If plugins isn't just the extended symbol it might even take over some / all of the export logic callbacks currently in Python (and grandfather them). It could be potentially even better then the Python approach as it does allow state to carry over from call to call and is more accessible to all people familiar with JS. Meaning the class instance could potentially hold state across the entire export process.


If plugins is distinct from extended symbols the possibility to run code on DocumentLoad from a symbol level would still be very much appreciated.
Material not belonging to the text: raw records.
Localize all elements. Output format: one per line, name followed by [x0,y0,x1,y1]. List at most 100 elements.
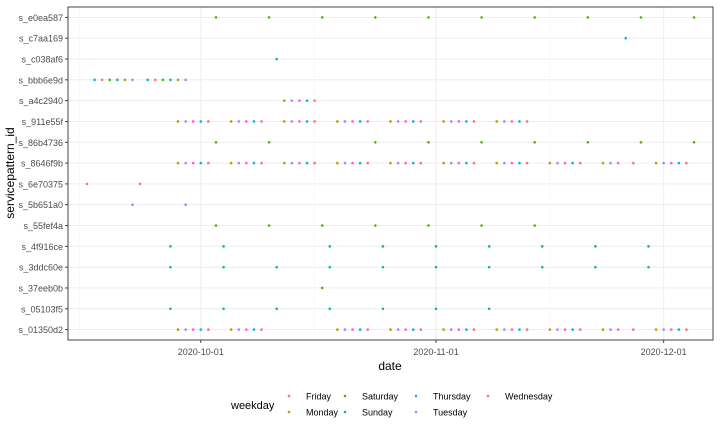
data-point [404,161,407,165]
data-point [199,328,203,331]
data-point [465,328,468,331]
data-point [320,224,324,227]
data-point [427,16,430,19]
data-point [503,161,506,165]
x-tick-label: 2020-12-01 [641,347,687,357]
y-tick-label: s_6e70375 [18,179,63,189]
data-point [442,120,445,123]
data-point [343,328,347,331]
data-point [465,161,468,165]
data-point [313,99,316,102]
y-tick-label: s_c7aa169 [19,34,63,44]
legend-key-sunday [343,410,347,414]
data-point [381,307,385,311]
data-point [503,120,506,123]
data-point [457,328,461,331]
data-point [396,328,400,331]
data-point [487,307,491,311]
data-point [222,265,225,269]
data-point [616,328,620,331]
legend-key-thursday [414,394,418,398]
data-point [434,307,438,311]
data-point [298,161,301,165]
data-point [214,140,218,144]
data-point [275,265,278,269]
data-point [184,78,187,82]
data-point [260,161,263,165]
data-point [214,16,218,19]
data-point [207,328,210,331]
data-point [556,328,559,331]
data-point [632,161,635,165]
data-point [116,78,119,82]
data-point [260,328,263,331]
data-point [131,203,134,207]
legend-key-wednesday [486,394,490,398]
data-point [245,161,248,165]
data-point [267,224,271,227]
data-point [594,245,597,248]
data-point [647,245,650,248]
data-point [389,328,392,331]
data-point [229,120,233,123]
data-point [237,328,241,331]
data-point [184,161,187,165]
data-point [328,245,332,248]
legend-label-monday: Monday [306,408,339,418]
data-point [609,161,612,165]
data-point [245,120,248,123]
data-point [662,161,665,165]
data-point [434,245,438,248]
data-point [533,16,536,19]
data-point [654,328,658,331]
data-point [427,224,430,227]
data-point [184,120,187,123]
data-point [381,245,385,248]
data-point [563,161,567,165]
data-point [336,161,339,165]
data-point [184,328,187,331]
data-point [290,99,294,102]
x-axis-title: date [378,359,402,373]
data-point [305,99,309,102]
data-point [396,120,400,123]
data-point [123,78,127,82]
data-point [647,265,650,269]
data-point [320,16,324,19]
data-point [525,120,529,123]
data-point [199,120,203,123]
data-point [85,182,89,186]
y-tick-label: s_911e55f [22,117,64,127]
data-point [472,328,476,331]
data-point [510,161,514,165]
data-point [336,120,339,123]
data-point [176,161,180,165]
y-tick-label: s_05103f5 [21,304,63,314]
data-point [518,328,521,331]
data-point [578,328,582,331]
data-point [578,161,582,165]
data-point [654,161,658,165]
data-point [298,99,301,102]
data-point [525,328,529,331]
data-point [548,161,552,165]
data-point [199,161,203,165]
data-point [472,161,476,165]
data-point [487,265,491,269]
data-point [214,224,218,227]
data-point [191,161,195,165]
data-point [624,36,628,40]
data-point [267,16,271,19]
data-point [472,120,476,123]
data-point [207,161,210,165]
y-tick-label: s_5b651a0 [18,200,63,210]
y-tick-label: s_55fef4a [23,221,63,231]
data-point [495,161,499,165]
data-point [169,307,172,311]
data-point [427,140,430,144]
data-point [252,161,256,165]
data-point [518,120,521,123]
data-point [207,120,210,123]
y-tick-label: s_3ddc60e [19,263,63,273]
data-point [328,307,332,311]
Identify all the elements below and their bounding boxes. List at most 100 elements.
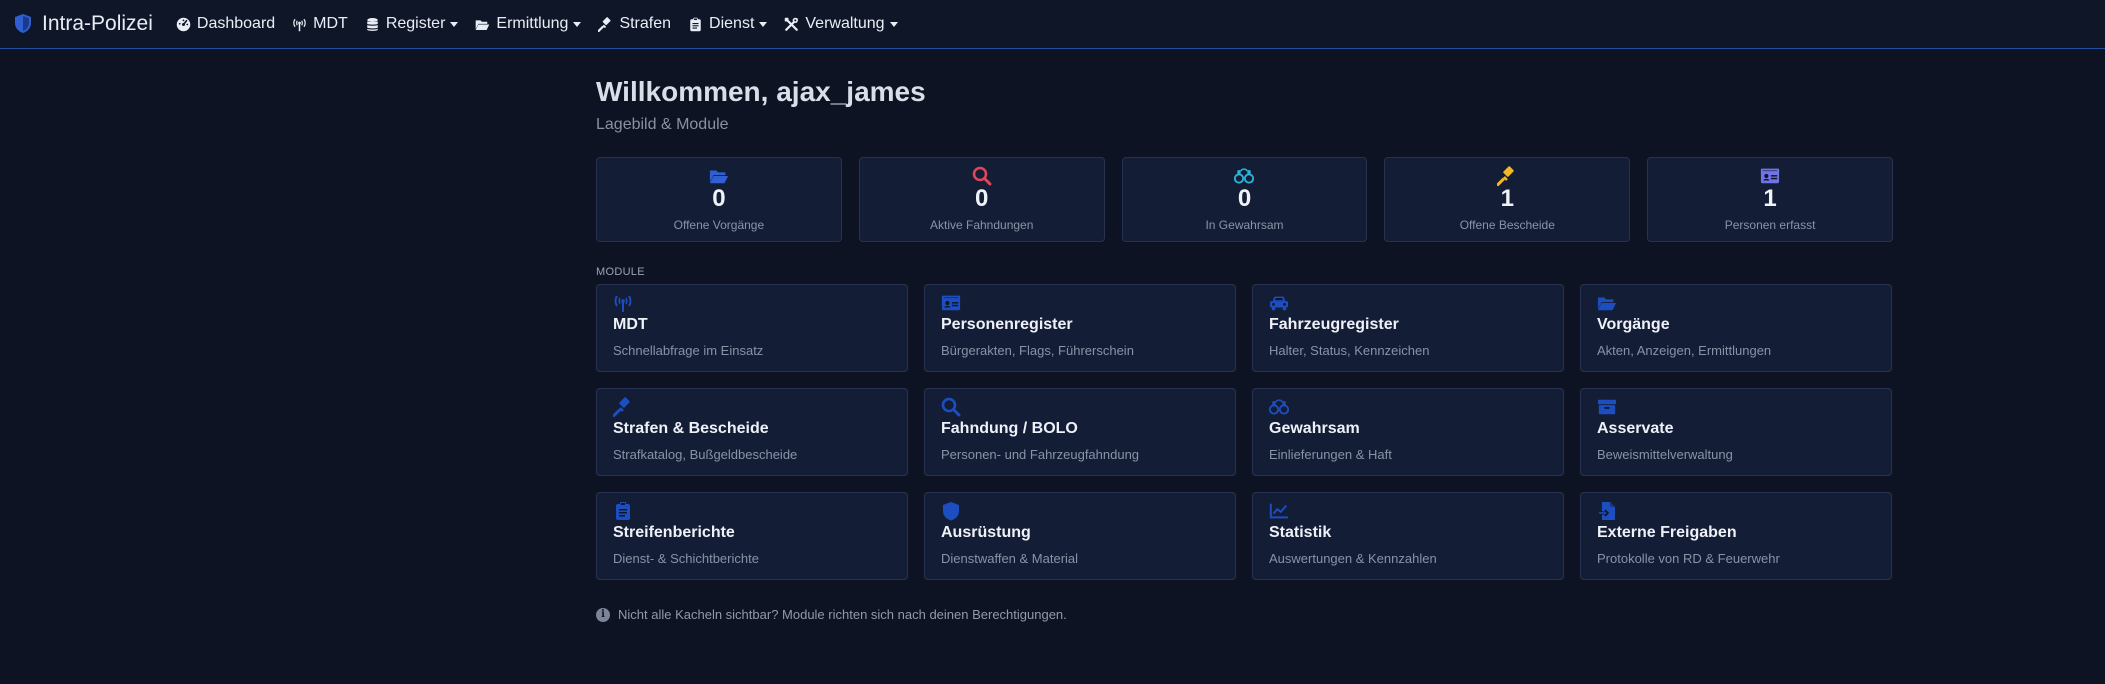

Custom parameters / interface in the IDE for either Plugins or extended symbols is already achievable with the little used approach from the exporter scripts …

def document_arguments():
	return ["clickTag"];

def extra_actions():
	return [
		{"label" : "Ad Exit", "function" : "alert", "arguments":[{"label":"Alert", "type": "String"}]},
		{"label" : "Expand", "function" : "console.log", "arguments":[{"label":"1stMessage", "type": "Expression"}, {"label":"2ndMessage", "type": "String"}]}
	]

... so basically we would need that as an interface in the class or/and as some setting in extended symbols. Depending on the final approach.

I thought we were talking about a plugin system, not a symbol that has some associated IDE scripting abilities :slight_smile:.

But yes, there is overlap in some of the requirements of what a next-gen symbol, plugin, and export script require! One doesn't preclude the other for future plans.